しかし、マリアにとっては居てもたっても居られなかった。
自分を助けてくれているなら、自分も助けに行かなければいけない。そんな使命感のようなものに駆られるのだった。
「それなら、助けに行きましょう!」
「余裕ありありだなあ、マリアさん……だが、こんどこそここがお前達の墓場だよ」
通路の奧から1人の痩せこけた男が現れた。
タバコを吸い、ポロシャツ一枚の男性、マリアには見覚えがあった。
数ヶ月前の「グリーンパーク立てこもり事件」で戦ったことのある男だった。
ただ、違うのはあのときは3人いたはずが、今は1人らしかった。
「誰?」
「私もよく知らない……確か軍人だったはずです」
「ほお、覚えてるか。光栄だね」
「……」
ローズフランは目にもとまらぬ速さで拳銃を取り出すと、男に向けて発射した。
同時に鋭い金属音が地下遺跡を鳴り響いた。
「はっ、マリアさんとは違ってそちらの嬢ちゃんは血にうえてるねえ」
いつの間にか男の手には軍剣が握られていた。
しかも銃弾は、床の上に真っ二つに転がっている。
「あなた……何者」
「ふっ、少なくともグランツ教ではねえ。けど、お前達の見方でもねえ。悪いがお前達に死んでほしいらしいからな依頼主は」
タバコを水道に投げ入れると、男は高笑いしながら軍剣を構えた。
ローズフランはこの男の強さに思わず、身震いを覚えた。
恐怖感やそんなものは、かれこれ数年は忘れていた感覚のはずだった。
「そこまでじゃ」
突然、「ガチャ」という銃をスライドさせる音がマリアの背後で鳴った。
ローズフランは前方の男にも気を配りながら背後にも目をやると、マリアは女性に銃口を向けられていた。
しかし、女性は一向に銃を放つ様子は泣く、「ふう」と一息吐くと笑みを浮かべた。
「馬鹿じゃのー。何も見ず、何も聞かず、ただ従っておれば幸せでおれただろうに」
「その声は……」
マリアは慌てて背後に振り返る、そこには銃を直しこむ神凪 深月(かんなぎ・みづき)の姿があった。

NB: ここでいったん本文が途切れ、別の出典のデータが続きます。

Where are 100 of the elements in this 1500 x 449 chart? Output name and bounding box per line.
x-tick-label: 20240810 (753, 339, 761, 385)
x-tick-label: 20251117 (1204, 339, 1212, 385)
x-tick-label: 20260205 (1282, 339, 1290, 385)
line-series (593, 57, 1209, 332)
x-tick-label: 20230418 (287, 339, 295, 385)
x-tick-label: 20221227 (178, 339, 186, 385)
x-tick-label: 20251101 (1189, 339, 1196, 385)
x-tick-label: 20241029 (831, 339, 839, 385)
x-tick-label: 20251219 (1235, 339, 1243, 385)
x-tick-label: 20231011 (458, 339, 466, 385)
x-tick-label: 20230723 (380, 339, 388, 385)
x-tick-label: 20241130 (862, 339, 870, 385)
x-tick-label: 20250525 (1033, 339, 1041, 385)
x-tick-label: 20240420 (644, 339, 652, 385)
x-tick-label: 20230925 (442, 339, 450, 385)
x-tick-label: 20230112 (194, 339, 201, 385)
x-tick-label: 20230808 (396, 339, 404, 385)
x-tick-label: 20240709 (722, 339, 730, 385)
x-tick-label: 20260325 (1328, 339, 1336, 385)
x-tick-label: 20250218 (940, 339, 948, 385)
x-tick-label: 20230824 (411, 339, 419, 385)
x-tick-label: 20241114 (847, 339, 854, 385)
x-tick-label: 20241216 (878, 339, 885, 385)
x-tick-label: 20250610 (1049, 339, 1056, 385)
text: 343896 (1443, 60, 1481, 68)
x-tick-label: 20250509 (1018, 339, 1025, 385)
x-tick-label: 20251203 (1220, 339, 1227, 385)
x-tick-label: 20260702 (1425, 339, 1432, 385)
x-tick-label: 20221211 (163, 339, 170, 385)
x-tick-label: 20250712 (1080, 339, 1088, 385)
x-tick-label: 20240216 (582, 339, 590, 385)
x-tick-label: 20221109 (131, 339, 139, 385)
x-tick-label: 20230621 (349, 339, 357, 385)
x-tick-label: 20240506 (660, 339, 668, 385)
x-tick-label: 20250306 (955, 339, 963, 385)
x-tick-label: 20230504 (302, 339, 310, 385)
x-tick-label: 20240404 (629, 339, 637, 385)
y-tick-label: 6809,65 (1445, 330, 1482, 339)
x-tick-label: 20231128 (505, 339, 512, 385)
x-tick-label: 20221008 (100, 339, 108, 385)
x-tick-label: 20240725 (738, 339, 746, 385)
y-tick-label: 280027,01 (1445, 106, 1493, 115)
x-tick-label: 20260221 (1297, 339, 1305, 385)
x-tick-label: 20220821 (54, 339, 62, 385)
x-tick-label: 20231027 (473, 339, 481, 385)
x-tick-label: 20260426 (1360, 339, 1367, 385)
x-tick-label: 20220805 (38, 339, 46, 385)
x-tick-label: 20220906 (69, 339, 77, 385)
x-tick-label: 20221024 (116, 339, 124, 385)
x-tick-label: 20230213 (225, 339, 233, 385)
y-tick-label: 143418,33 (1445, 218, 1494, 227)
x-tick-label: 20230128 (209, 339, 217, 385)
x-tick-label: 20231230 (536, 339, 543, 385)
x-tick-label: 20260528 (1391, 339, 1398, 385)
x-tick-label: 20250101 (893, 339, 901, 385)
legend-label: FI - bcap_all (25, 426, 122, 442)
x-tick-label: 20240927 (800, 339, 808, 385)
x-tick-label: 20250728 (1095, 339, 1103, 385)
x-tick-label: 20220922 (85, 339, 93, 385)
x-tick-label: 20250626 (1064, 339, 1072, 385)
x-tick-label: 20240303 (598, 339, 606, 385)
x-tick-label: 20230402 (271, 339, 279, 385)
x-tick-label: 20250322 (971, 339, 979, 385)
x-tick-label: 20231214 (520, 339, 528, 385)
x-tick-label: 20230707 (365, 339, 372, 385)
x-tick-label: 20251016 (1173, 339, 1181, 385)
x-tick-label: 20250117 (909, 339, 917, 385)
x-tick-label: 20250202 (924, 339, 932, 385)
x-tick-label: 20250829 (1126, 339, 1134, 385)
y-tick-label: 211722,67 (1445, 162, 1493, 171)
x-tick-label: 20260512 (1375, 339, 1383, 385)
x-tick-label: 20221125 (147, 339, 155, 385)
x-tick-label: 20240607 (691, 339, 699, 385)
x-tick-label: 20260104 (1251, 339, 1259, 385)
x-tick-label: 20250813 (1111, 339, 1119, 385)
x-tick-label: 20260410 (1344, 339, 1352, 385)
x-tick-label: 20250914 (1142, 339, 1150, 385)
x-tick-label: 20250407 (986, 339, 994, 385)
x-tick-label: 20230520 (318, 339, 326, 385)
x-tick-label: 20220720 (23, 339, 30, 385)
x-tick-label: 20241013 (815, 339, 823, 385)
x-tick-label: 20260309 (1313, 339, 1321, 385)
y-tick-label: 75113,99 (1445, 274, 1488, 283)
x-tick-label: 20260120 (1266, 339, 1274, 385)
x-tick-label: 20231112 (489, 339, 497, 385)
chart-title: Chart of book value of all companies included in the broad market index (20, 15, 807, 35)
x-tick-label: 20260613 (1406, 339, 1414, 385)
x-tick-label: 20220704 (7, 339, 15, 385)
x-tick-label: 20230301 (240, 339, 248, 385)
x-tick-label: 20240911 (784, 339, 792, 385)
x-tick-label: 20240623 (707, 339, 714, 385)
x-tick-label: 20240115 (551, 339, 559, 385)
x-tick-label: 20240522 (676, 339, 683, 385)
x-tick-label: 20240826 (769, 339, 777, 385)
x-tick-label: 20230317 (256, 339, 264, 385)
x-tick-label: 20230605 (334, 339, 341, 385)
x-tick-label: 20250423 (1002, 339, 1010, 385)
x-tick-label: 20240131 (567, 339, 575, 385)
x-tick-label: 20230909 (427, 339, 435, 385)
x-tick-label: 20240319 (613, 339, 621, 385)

「……私はもう、グランツ教にただ従うつもりはありません。自分の意思を貫くつもりです」
「悪いが、時間はねぇんだ」
痩せこけた男は、マリア達の会話を待つこと泣く、軍剣を構えて突進してきた。
慌ててローズフランが対応に出ようとする。
しかし、それよりも先に強い金属音が鳴り響き、男の足は止められた。
「危ないところだったね」
男の足を止めていたのはコハク・ソーロッド(こはく・そーろっど)だった。
男の軍剣を、コハクの女王騎士の盾が防いだのだった。
「マリア!」
「美羽さんまで、来ていたのですね」
背後から、小鳥遊 美羽(たかなし・みわ)が切羽詰まったような表情で走ってきた。
「ねえ、どうしてマリアが指名手配犯なんてなってるの!?」
「おそらくこの指輪のせいですね……グランツ教の一部の人達は、この指輪で力を得る上に、パラミタの人達を洗脳してしまおうとしていたのです。それで私が反発して指輪を持ち出してきたらこうなってしまったみたいです」
マリアは少し笑いながら冗談のように言った。
美羽はそこで、納得いったのか「なるほどねー」と頷いた。
「悪いが茶番はそこまでだ」
「ぐうっ、と、突然強くなった!?」
軍剣を押さえていたコハクは、男の強さに負け素早く後ろに下がった。
「ふっ……今まで共に戦ってきたよしみじゃ、楽にしてやるかのぉ」
深月が腕を上げたり下げたりしながらウォーミングアップすると、男に対峙した。
深月はマリアの前に出ると、マリア達の前に壁を作るように”【常闇の帳】地球人用”を展開する。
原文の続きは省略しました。